Dossier zzp: ‘Belangrijk om arbeidsrelaties in beeld te brengen’
Sinds de Belastingdienst heeft aangekondigd vanaf 1 januari 2025 weer actief te controleren op schijnzelfstandigheid vanuit de wet DBA (Deregulering Beoordeling Arbeidsrelatie), ligt het onderwerp onder een vergrootglas.
Waar moeten werkgevers op letten als zij met zzp’ers werken? En wat gaat er veranderen? Advocaten Mark van de Laar en Christiaan Riemens van Capra advocaten geven uitleg en tips.
Wanneer is er sprake van schijnzelfstandigheid?

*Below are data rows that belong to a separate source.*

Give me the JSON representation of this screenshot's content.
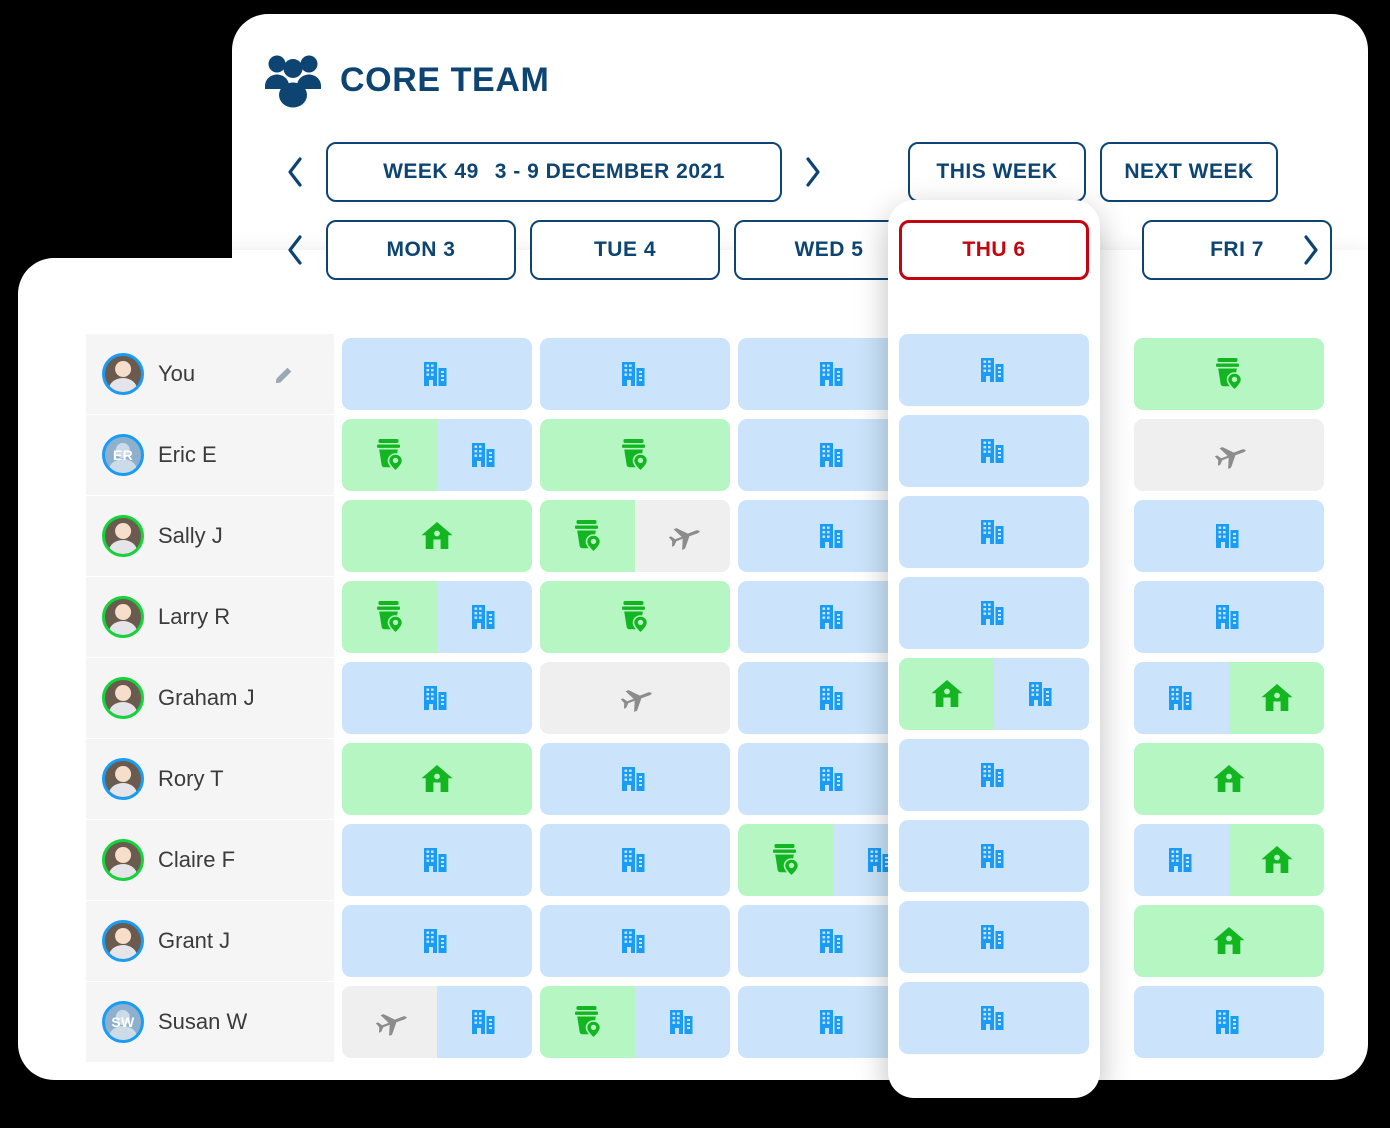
{
  "header": {
    "title": "CORE TEAM",
    "icon": "people-group-icon"
  },
  "week_nav": {
    "prev_icon": "chevron-left-icon",
    "next_icon": "chevron-right-icon",
    "week_label": "WEEK 49",
    "date_range": "3 - 9 DECEMBER 2021",
    "this_week_label": "THIS WEEK",
    "next_week_label": "NEXT WEEK"
  },
  "day_nav": {
    "prev_icon": "chevron-left-icon",
    "next_icon": "chevron-right-icon",
    "days": [
      {
        "label": "MON 3",
        "selected": false
      },
      {
        "label": "TUE 4",
        "selected": false
      },
      {
        "label": "WED 5",
        "selected": false
      },
      {
        "label": "THU 6",
        "selected": true
      },
      {
        "label": "FRI 7",
        "selected": false
      }
    ],
    "selected_day": "THU 6"
  },
  "colors": {
    "brand_navy": "#0d4472",
    "selected_red": "#c4050f",
    "office_bg": "#cbe4fb",
    "office_icon": "#1a9cf5",
    "home_bg": "#b5f6c3",
    "home_icon": "#13b520",
    "cafe_bg": "#b5f6c3",
    "cafe_icon": "#13b520",
    "travel_bg": "#efefef",
    "travel_icon": "#8c8c8c",
    "row_bg": "#f5f5f5"
  },
  "legend": {
    "office": "office-building-icon",
    "home": "home-icon",
    "cafe": "coffee-location-icon",
    "travel": "airplane-icon"
  },
  "people": [
    {
      "name": "You",
      "initials": "",
      "ring": "blue",
      "photo": true,
      "editable": true
    },
    {
      "name": "Eric E",
      "initials": "ER",
      "ring": "blue",
      "photo": false,
      "editable": false
    },
    {
      "name": "Sally J",
      "initials": "",
      "ring": "green",
      "photo": true,
      "editable": false
    },
    {
      "name": "Larry R",
      "initials": "",
      "ring": "green",
      "photo": true,
      "editable": false
    },
    {
      "name": "Graham J",
      "initials": "",
      "ring": "green",
      "photo": true,
      "editable": false
    },
    {
      "name": "Rory T",
      "initials": "",
      "ring": "blue",
      "photo": true,
      "editable": false
    },
    {
      "name": "Claire F",
      "initials": "",
      "ring": "green",
      "photo": true,
      "editable": false
    },
    {
      "name": "Grant J",
      "initials": "",
      "ring": "blue",
      "photo": true,
      "editable": false
    },
    {
      "name": "Susan W",
      "initials": "SW",
      "ring": "blue",
      "photo": false,
      "editable": false
    }
  ],
  "schedule": {
    "columns": [
      "MON 3",
      "TUE 4",
      "WED 5",
      "THU 6",
      "FRI 7"
    ],
    "rows": [
      {
        "person": "You",
        "cells": [
          [
            "office"
          ],
          [
            "office"
          ],
          [
            "office"
          ],
          [
            "office"
          ],
          [
            "cafe"
          ]
        ]
      },
      {
        "person": "Eric E",
        "cells": [
          [
            "cafe",
            "office"
          ],
          [
            "cafe"
          ],
          [
            "office"
          ],
          [
            "office"
          ],
          [
            "travel"
          ]
        ]
      },
      {
        "person": "Sally J",
        "cells": [
          [
            "home"
          ],
          [
            "cafe",
            "travel"
          ],
          [
            "office"
          ],
          [
            "office"
          ],
          [
            "office"
          ]
        ]
      },
      {
        "person": "Larry R",
        "cells": [
          [
            "cafe",
            "office"
          ],
          [
            "cafe"
          ],
          [
            "office"
          ],
          [
            "office"
          ],
          [
            "office"
          ]
        ]
      },
      {
        "person": "Graham J",
        "cells": [
          [
            "office"
          ],
          [
            "travel"
          ],
          [
            "office"
          ],
          [
            "home",
            "office"
          ],
          [
            "office",
            "home"
          ]
        ]
      },
      {
        "person": "Rory T",
        "cells": [
          [
            "home"
          ],
          [
            "office"
          ],
          [
            "office"
          ],
          [
            "office"
          ],
          [
            "home"
          ]
        ]
      },
      {
        "person": "Claire F",
        "cells": [
          [
            "office"
          ],
          [
            "office"
          ],
          [
            "cafe",
            "office"
          ],
          [
            "office"
          ],
          [
            "office",
            "home"
          ]
        ]
      },
      {
        "person": "Grant J",
        "cells": [
          [
            "office"
          ],
          [
            "office"
          ],
          [
            "office"
          ],
          [
            "office"
          ],
          [
            "home"
          ]
        ]
      },
      {
        "person": "Susan W",
        "cells": [
          [
            "travel",
            "office"
          ],
          [
            "cafe",
            "office"
          ],
          [
            "office"
          ],
          [
            "office"
          ],
          [
            "office"
          ]
        ]
      }
    ]
  }
}
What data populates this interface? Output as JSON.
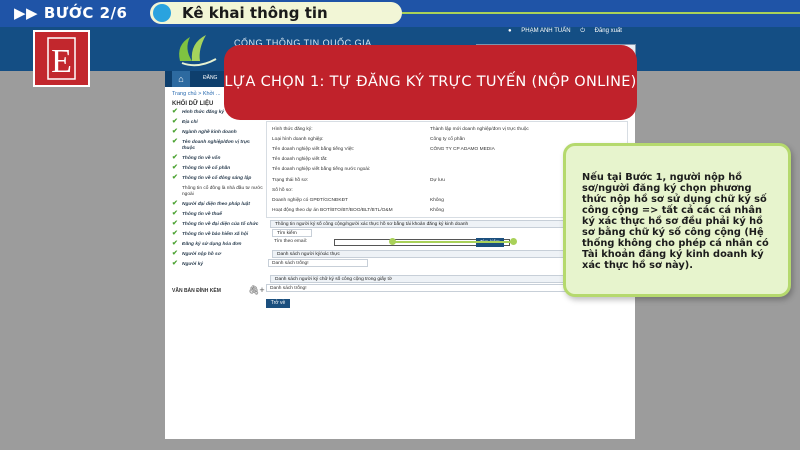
{
  "step": {
    "label": "BƯỚC 2/6",
    "title": "Kê khai thông tin"
  },
  "portal": {
    "name": "CỔNG THÔNG TIN QUỐC GIA",
    "user": "PHẠM ANH TUẤN",
    "logout": "Đăng xuất",
    "nav_item": "ĐĂNG"
  },
  "breadcrumb": "Trang chủ > Khởi ...",
  "sidebar": {
    "title": "KHỐI DỮ LIỆU",
    "items": [
      "Hình thức đăng ký",
      "Địa chỉ",
      "Ngành nghề kinh doanh",
      "Tên doanh nghiệp/đơn vị trực thuộc",
      "Thông tin về vốn",
      "Thông tin về cổ phần",
      "Thông tin về cổ đông sáng lập",
      "Thông tin cổ đông là nhà đầu tư nước ngoài",
      "Người đại diện theo pháp luật",
      "Thông tin về thuế",
      "Thông tin về đại diện của tổ chức",
      "Thông tin về bảo hiểm xã hội",
      "Đăng ký sử dụng hóa đơn",
      "Người nộp hồ sơ",
      "Người ký"
    ],
    "attachments": "VĂN BẢN ĐÍNH KÈM"
  },
  "form": {
    "rows": [
      {
        "label": "Hình thức đăng ký:",
        "value": "Thành lập mới doanh nghiệp/đơn vị trực thuộc"
      },
      {
        "label": "Loại hình doanh nghiệp:",
        "value": "Công ty cổ phần"
      },
      {
        "label": "Tên doanh nghiệp viết bằng tiếng Việt:",
        "value": "CÔNG TY CP ADAMO MEDIA"
      },
      {
        "label": "Tên doanh nghiệp viết tắt:",
        "value": ""
      },
      {
        "label": "Tên doanh nghiệp viết bằng tiếng nước ngoài:",
        "value": ""
      },
      {
        "label": "Trạng thái hồ sơ:",
        "value": "Dự lưu"
      },
      {
        "label": "Số hồ sơ:",
        "value": ""
      },
      {
        "label": "Doanh nghiệp có GPĐT/GCNĐKĐT",
        "value": "Không"
      },
      {
        "label": "Hoạt động theo dự án BOT/BTO/BT/BOO/BLT/BTL/O&M",
        "value": "Không"
      }
    ],
    "signer_section": "Thông tin người ký số công cộng/người xác thực hồ sơ bằng tài khoản đăng ký kinh doanh",
    "search_label": "Tìm kiếm",
    "email_label": "Tìm theo email:",
    "find_button": "Tìm kiếm",
    "signer_list_head": "Danh sách người ký/xác thực",
    "empty_list": "Danh sách trống!",
    "public_sign_head": "Danh sách người ký chữ ký số công cộng trong giấy tờ",
    "empty_list_2": "Danh sách trống!",
    "back_button": "Trở về"
  },
  "banner": "LỰA CHỌN 1: TỰ ĐĂNG KÝ TRỰC TUYẾN (NỘP ONLINE)",
  "note": "Nếu tại Bước 1, người nộp hồ sơ/người đăng ký chọn phương thức nộp hồ sơ sử dụng chữ ký số công cộng => tất cả các cá nhân ký xác thực hồ sơ đều phải ký hồ sơ bằng chữ ký số công cộng (Hệ thống không cho phép cá nhân có Tài khoản đăng ký kinh doanh ký xác thực hồ sơ này).",
  "colors": {
    "brand_red": "#c0222b",
    "step_blue": "#1f54a7",
    "accent_green": "#a9d159",
    "portal_blue": "#144e84"
  },
  "icons": [
    "play-forward-icon",
    "home-icon",
    "user-icon",
    "logout-icon",
    "check-icon",
    "attachment-icon",
    "e-logo"
  ]
}
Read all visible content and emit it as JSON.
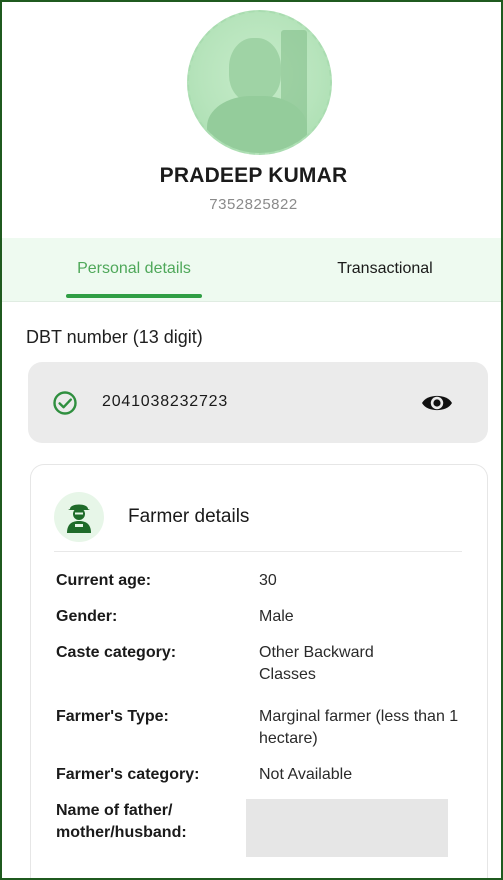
{
  "profile": {
    "name": "PRADEEP KUMAR",
    "phone": "7352825822"
  },
  "tabs": [
    {
      "label": "Personal details",
      "active": true
    },
    {
      "label": "Transactional",
      "active": false
    }
  ],
  "dbt": {
    "label": "DBT number (13 digit)",
    "value": "2041038232723",
    "verified_icon": "check-circle-icon",
    "toggle_icon": "eye-icon"
  },
  "farmer_details": {
    "title": "Farmer details",
    "icon": "farmer-icon",
    "rows": [
      {
        "label": "Current age:",
        "value": "30"
      },
      {
        "label": "Gender:",
        "value": "Male"
      },
      {
        "label": "Caste category:",
        "value": "Other Backward Classes"
      },
      {
        "label": "Farmer's Type:",
        "value": "Marginal farmer (less than 1 hectare)"
      },
      {
        "label": "Farmer's category:",
        "value": "Not Available"
      },
      {
        "label": "Name of father/ mother/husband:",
        "value": ""
      }
    ]
  },
  "colors": {
    "accent": "#2f9e44",
    "tab_active_text": "#4fa85a",
    "tab_bg": "#eefaf0",
    "frame_border": "#1f5a1f"
  }
}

Bij schijnzelfstandigheid voert iemand een opdracht als zelfstandig ondernemer (zzp’er) uit, maar is er volgens het arbeidsrecht eigenlijk sprake van een dienstverband. Dit mag niet. De fiscus zal dan uitgaan van een dienstverband. “Zzp is geen juridisch begrip”, legt Mark van de Laar uit. “De vraag is daarom: wanneer spreken we over een (arbeids)overeenkomst en dus een dienstverband, en wanneer gaat het om een (zzp-)opdracht? De Belastingdienst geeft vanuit de wet DBA drie belangrijke kenmerken wanneer er sprake is van een dienstverband:”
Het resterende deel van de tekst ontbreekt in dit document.